Amin is made to promise never to see her again, and he never really does. He fears for the rest of his life that she thinks he has deserted her.

In the case of Rashid, meanwhile, it is his passionate book-learning that results in his desertion first of his home and eventually "of the entire culture": "The place was stifling him, he said: the social obsequiousness, the medieval religiosity, the historical mendacities."

After independence and the subsequent revolution, life for all the characters is altered completely. Rashid misses the socio-political turmoil back home in his isolation as a university student in England; in fact, he never sees his ailing, tragic family again. Although he keeps up a steady stream of correspondence, this becomes increasingly strained with the preterition of time and the need for caution engendered of a brutal and dictatorial government. His only knowledge of the situation is gleaned from the letters and a few allusive snippets of news.

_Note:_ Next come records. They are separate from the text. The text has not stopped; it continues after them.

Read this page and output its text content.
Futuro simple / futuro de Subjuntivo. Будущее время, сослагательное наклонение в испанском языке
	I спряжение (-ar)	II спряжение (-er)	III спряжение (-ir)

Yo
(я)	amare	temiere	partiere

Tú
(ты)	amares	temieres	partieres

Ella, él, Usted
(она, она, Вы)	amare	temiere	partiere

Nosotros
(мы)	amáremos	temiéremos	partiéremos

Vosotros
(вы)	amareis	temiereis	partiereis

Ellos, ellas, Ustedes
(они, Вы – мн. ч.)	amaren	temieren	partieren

Both Ma and Amin lose their sight, and the former's death is celebrated as having put her out of her mounting misery. Years later, Rashid is able to piece the story together using Amin's notebooks, his own memory and a chance encounter with another of Pearce's descendants.

== Critical reception ==
Desertion is one of Gurnah's most acclaimed novels. Mike Phillips, reviewing it for The Guardian, wrote:

Most of Desertion is as beautifully written and pleasurable as anything I've read recently, a sweetly nostalgic recall of a colonial childhood and a vanished Muslim culture, defined by its thoughtful and customary manners, layered by its calendar of festivals and religious observances. At the same time each of its virtues are parallelled [sic] and offset by the petty cruelties of a small, incestuous community. Gurnah's portrait of the society's complexities is the work of a maestro.

Phillips was unhappy only with the novel's account of Rashid's desertion of his roots, describing it as

the least satisfactory, least insightful element of the book [... W]e are told little which illuminates the relationship between the culture of the minority to which he belongs and the chaos which replaces it.

== Themes ==
"Desertion and abandonment," according to Phillips, "are the themes that run through this novel, and which link its stories of tragic love with the history and politics of the east African coast." Where many have seen Desertion as primarily a political, postcolonial commentary on the imperial relationship with Britain, Phillips discarded this as

more or less tangential in the progress of the narrative. Instead, it is the Kiswahili and Muslim culture, along with its Arabic roots, which forms the backdrop of the novel and dominates the lives of the characters.

There is also throughout the novel a faintly Gothic strain, beginning with Hassanali's mistaken early citing of Pearce. On Pearce's apologetic return to the shop, an elderly villager remarks,

[... Y]ou have amazed us, o sheikh mzungu [....] If you had spoken when we found you a few days ago, looking like a corpse, and had spoken to us in Arabic, and had spoken thus in that dangerous hour, I think we would have taken you for a servant of the infernal one.

Doomed love features time and again. All the relationships in the novel (except for the established one of Ma and Ba, and Farida's with her Mombasa lover Abbas, which is nevertheless "long delayed and littered with obstacles") "are doomed, victims of their time and place."

== Readings ==

=== Autobiographical ===
Among the most tempting readings of Desertion is of an echo of the life of Gurnah himself, although no critic appears yet to have noticed this. Rashid, certainly, has a great deal in common with his literary progenitor: both born at about the same time in pre-independent Zanzibar, both uprooted from those roots for their adult lives in England, both passionate scholars of literature, both winning PhDs (Gurnah from the University of Kent, Rashid from the University of London), and both going on to careers as university lecturers (Gurnah remaining at Kent, Rashid repairing to one in country surrounds).

== Narrative style ==
Rashid, according to Phillips, frequently challenges his own reluctance to repeat the "cliché of the miraculous", spinning his yarns in prose intentionally reminiscent of the Arabian Nights, "echoing with djinns, visions, sudden journeys, disappearances, and the domineering rhythms of the surrounding ocean."